Yesterday’s Pueblo Chieftain featured a very telling story of why serious education reform cannot simply be entrusted to the good will of local school bureaucrats.

Not that they aren’t necessarily trustworthy, because most of them certainly are. But the prevailing number of federal and state regulations, added on top of the provisions negotiated into the master union contract, have stacked incentives in favor of pleas for more money to help get them out. See what I mean:

Local school administrators are well aware of the attempts by districts around the country to find ways to reward teachers and give them incentives to do better but it’s not something that can be done without also finding ways to pay for it.

Kathy West, interim superintendent of Pueblo City Schools, said that there are indications that new federal programs will be coming soon to help cash-strapped districts like Pueblo’s do that. But for the time being the district remains with its narrowly worded contract and pay scale that bases salaries on years worked, degrees and training earned and on annual across-the-board pay increases.

“It’s just too hard….” In other words, labor peace trumps teacher quality. Then again, that’s a big part of what makes Pueblo an especially tough nut to crack. Leaders could avail themselves of the Innovation Schools Act and its liberating potential, if there were the local political will to accomplish it. But sometimes the school system just lives on in service to the interests of adults.

As the New Teachers Project documented about Pueblo (PDF), ineffective teachers are being passed on with “satisfactory” evaluations, then in some cases transferred from school to school but not dismissed. Meanwhile, the school district is wedded to the antiquated one-size-fits-all salary schedule that denies any opportunity to reward teachers based on performance.

In addition, as my friends here in the Education Policy Center have highlighted, Non-union teachers during the first few weeks of the school year have to ask their way out of paying union tribute.
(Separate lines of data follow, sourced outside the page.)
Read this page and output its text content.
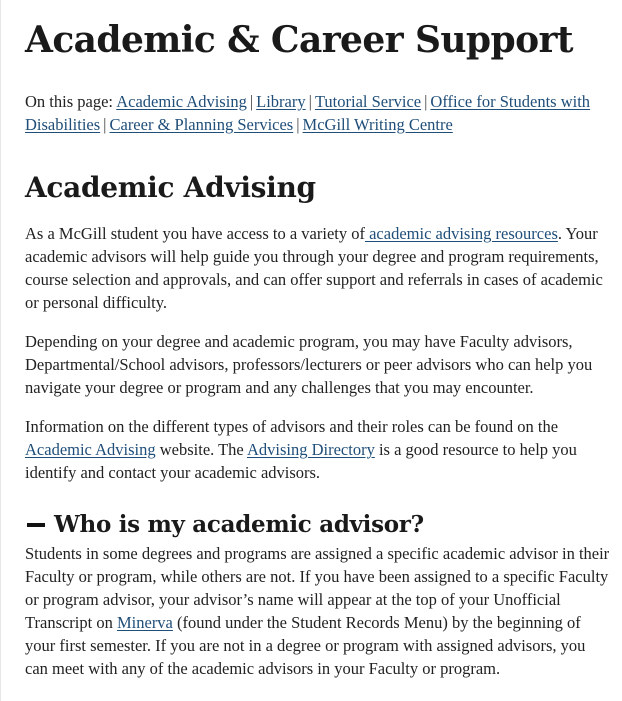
Academic & Career Support
On this page: Academic Advising | Library | Tutorial Service | Office for Students with Disabilities | Career & Planning Services | McGill Writing Centre
Academic Advising

As a McGill student you have access to a variety of academic advising resources. Your academic advisors will help guide you through your degree and program requirements, course selection and approvals, and can offer support and referrals in cases of academic or personal difficulty.

Depending on your degree and academic program, you may have Faculty advisors, Departmental/School advisors, professors/lecturers or peer advisors who can help you navigate your degree or program and any challenges that you may encounter.

Information on the different types of advisors and their roles can be found on the Academic Advising website. The Advising Directory is a good resource to help you identify and contact your academic advisors.

Who is my academic advisor?

Students in some degrees and programs are assigned a specific academic advisor in their Faculty or program, while others are not. If you have been assigned to a specific Faculty or program advisor, your advisor’s name will appear at the top of your Unofficial Transcript on Minerva (found under the Student Records Menu) by the beginning of your first semester. If you are not in a degree or program with assigned advisors, you can meet with any of the academic advisors in your Faculty or program.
Year after year after year….

Streamlining the policies and enforcement of tenure pose a challenge, perhaps because fears of favoritism abound. Protecting the rights of non-union teachers and providing performance pay may persist because no leader sees the benefit of challenging entrenched union power. It’s a vicious cycle that circles the wagons around the status quo.

Does this mean it’s time to give up? No, but even at my age, I’m coming to realize you’ve got to be realistic about the obstacles you face in pushing reform.